In conclusion, the introduction of various SARS-CoV-2 lineages from August to October 2020 was the major driving force for the development of the second wave in Eastern Germany, instead of expansion of local circulating lineages from the first wave.
Supplementary material
The supplementary material for this article can be found at https://doi.org/10.1017/S0950268821001461.
Acknowledgements
We thank all researchers who are working around the clock to generate and share genome data on GISAID (http://www.gisaid.org) on which the analysis is based.

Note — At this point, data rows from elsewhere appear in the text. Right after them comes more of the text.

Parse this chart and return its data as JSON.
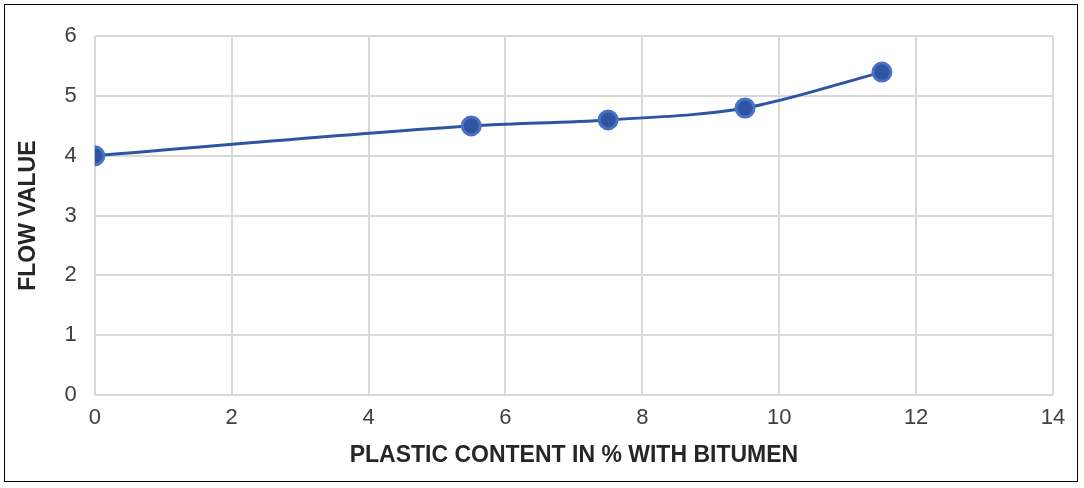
{
  "chart_data": {
    "type": "line",
    "xlabel": "PLASTIC CONTENT IN % WITH BITUMEN",
    "ylabel": "FLOW VALUE",
    "x": [
      0,
      5.5,
      7.5,
      9.5,
      11.5
    ],
    "series": [
      {
        "color": "#2e54a4",
        "values": [
          4,
          4.5,
          4.6,
          4.8,
          5.4
        ]
      }
    ],
    "xlim": [
      0,
      14
    ],
    "xticks": [
      0,
      2,
      4,
      6,
      8,
      10,
      12,
      14
    ],
    "ylim": [
      0,
      6
    ],
    "yticks": [
      0,
      1,
      2,
      3,
      4,
      5,
      6
    ],
    "grid": true,
    "marker": "circle",
    "line_style": "solid",
    "legend": false
  }
}
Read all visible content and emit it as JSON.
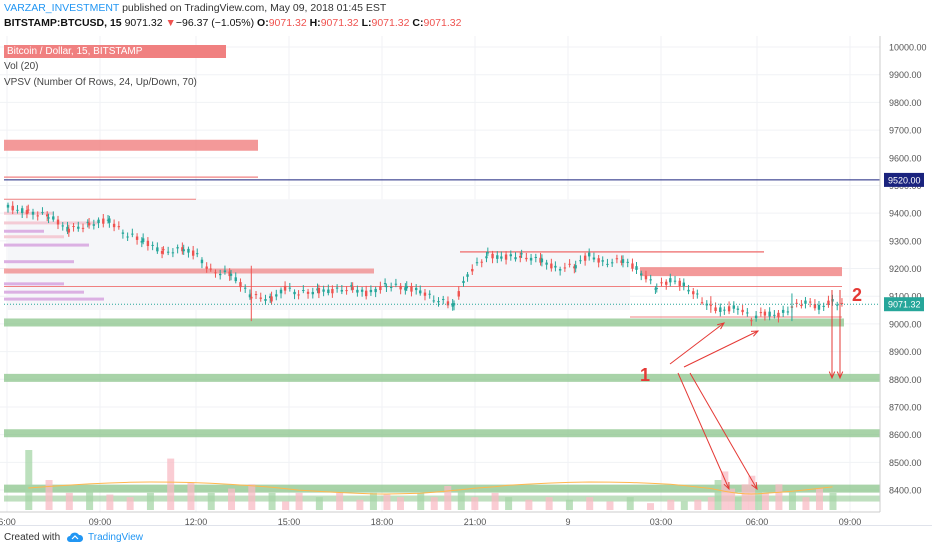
{
  "header": {
    "author": "VARZAR_INVESTMENT",
    "published": "published on TradingView.com, May 09, 2018 01:45 EST",
    "symbol": "BITSTAMP:BTCUSD, 15",
    "last": "9071.32",
    "arrow": "▼",
    "change": "−96.37 (−1.05%)",
    "o_label": "O:",
    "o_value": "9071.32",
    "h_label": "H:",
    "h_value": "9071.32",
    "l_label": "L:",
    "l_value": "9071.32",
    "c_label": "C:",
    "c_value": "9071.32"
  },
  "legend": {
    "symbol": "Bitcoin / Dollar, 15, BITSTAMP",
    "vol": "Vol (20)",
    "vpsv": "VPSV (Number Of Rows, 24, Up/Down, 70)"
  },
  "footer": {
    "created": "Created with",
    "brand": "TradingView"
  },
  "colors": {
    "up": "#26a69a",
    "down": "#ef5350",
    "hline": "#1a237e",
    "zone_green": "#8bc48b",
    "zone_red": "#f08080",
    "annotation": "#e53935"
  },
  "chart_data": {
    "type": "candlestick",
    "ylim": [
      8340,
      10040
    ],
    "y_ticks": [
      "10000.00",
      "9900.00",
      "9800.00",
      "9700.00",
      "9600.00",
      "9500.00",
      "9400.00",
      "9300.00",
      "9200.00",
      "9100.00",
      "9000.00",
      "8900.00",
      "8800.00",
      "8700.00",
      "8600.00",
      "8500.00",
      "8400.00"
    ],
    "x_ticks": [
      "6:00",
      "09:00",
      "12:00",
      "15:00",
      "18:00",
      "21:00",
      "9",
      "03:00",
      "06:00",
      "09:00"
    ],
    "price_marker": "9071.32",
    "level_marker": "9520.00",
    "annotations": [
      "1",
      "2"
    ],
    "price_path": [
      [
        0,
        9420
      ],
      [
        3,
        9405
      ],
      [
        6,
        9390
      ],
      [
        9,
        9340
      ],
      [
        12,
        9360
      ],
      [
        15,
        9375
      ],
      [
        17,
        9330
      ],
      [
        20,
        9300
      ],
      [
        23,
        9260
      ],
      [
        26,
        9270
      ],
      [
        28,
        9250
      ],
      [
        30,
        9190
      ],
      [
        33,
        9180
      ],
      [
        36,
        9100
      ],
      [
        39,
        9090
      ],
      [
        41,
        9130
      ],
      [
        43,
        9110
      ],
      [
        46,
        9120
      ],
      [
        48,
        9120
      ],
      [
        51,
        9130
      ],
      [
        53,
        9110
      ],
      [
        56,
        9140
      ],
      [
        59,
        9130
      ],
      [
        61,
        9120
      ],
      [
        63,
        9090
      ],
      [
        66,
        9070
      ],
      [
        68,
        9180
      ],
      [
        71,
        9250
      ],
      [
        73,
        9240
      ],
      [
        76,
        9245
      ],
      [
        79,
        9230
      ],
      [
        81,
        9200
      ],
      [
        84,
        9210
      ],
      [
        86,
        9250
      ],
      [
        88,
        9220
      ],
      [
        91,
        9230
      ],
      [
        93,
        9200
      ],
      [
        96,
        9130
      ],
      [
        98,
        9160
      ],
      [
        100,
        9140
      ],
      [
        102,
        9100
      ],
      [
        104,
        9060
      ],
      [
        106,
        9050
      ],
      [
        108,
        9060
      ],
      [
        110,
        9020
      ],
      [
        112,
        9040
      ],
      [
        114,
        9030
      ],
      [
        116,
        9060
      ],
      [
        118,
        9080
      ],
      [
        120,
        9060
      ],
      [
        122,
        9080
      ],
      [
        124,
        9071
      ]
    ],
    "x_data_min": 0,
    "x_data_max": 124,
    "volume": [
      [
        3,
        70
      ],
      [
        6,
        35
      ],
      [
        9,
        20
      ],
      [
        12,
        25
      ],
      [
        15,
        18
      ],
      [
        18,
        15
      ],
      [
        21,
        20
      ],
      [
        24,
        60
      ],
      [
        27,
        32
      ],
      [
        30,
        20
      ],
      [
        33,
        25
      ],
      [
        36,
        30
      ],
      [
        39,
        20
      ],
      [
        41,
        10
      ],
      [
        43,
        20
      ],
      [
        46,
        15
      ],
      [
        49,
        20
      ],
      [
        52,
        12
      ],
      [
        54,
        20
      ],
      [
        56,
        18
      ],
      [
        58,
        15
      ],
      [
        61,
        20
      ],
      [
        63,
        15
      ],
      [
        65,
        28
      ],
      [
        67,
        22
      ],
      [
        69,
        15
      ],
      [
        72,
        20
      ],
      [
        74,
        15
      ],
      [
        77,
        12
      ],
      [
        80,
        15
      ],
      [
        83,
        12
      ],
      [
        86,
        15
      ],
      [
        89,
        10
      ],
      [
        92,
        15
      ],
      [
        95,
        8
      ],
      [
        98,
        12
      ],
      [
        100,
        10
      ],
      [
        102,
        12
      ],
      [
        104,
        15
      ],
      [
        105,
        35
      ],
      [
        106,
        45
      ],
      [
        107,
        25
      ],
      [
        108,
        15
      ],
      [
        109,
        30
      ],
      [
        110,
        40
      ],
      [
        111,
        25
      ],
      [
        112,
        20
      ],
      [
        114,
        30
      ],
      [
        116,
        25
      ],
      [
        118,
        15
      ],
      [
        120,
        25
      ],
      [
        122,
        20
      ]
    ],
    "volume_scale": 140
  }
}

We specifically thank colleagues at the Institute of Medical Microbiology and Virology, Technische Universität Dresden, for their work in performing SARS-CoV-2 sample testing and sequencing sample preparing, and we thank the Robert Koch Institute and Dresden Concept Genome Center for their sequencing efforts. This project was in part co-financed with tax funds on the basis of the budget passed by the Saxony state parliament (Saxonian COVID-19 Research Consortium SaxoCOV).
Conflict of interest
None.
Ethical standards
This study did not directly involve patients and does not require approval by an ethics committee.
Data availability statement
The data used in this study is publicly available [Reference Shu and McCauley2].
Code availability
The code used for phylogenetic analysis is available at github.com/nextstrain/ncov.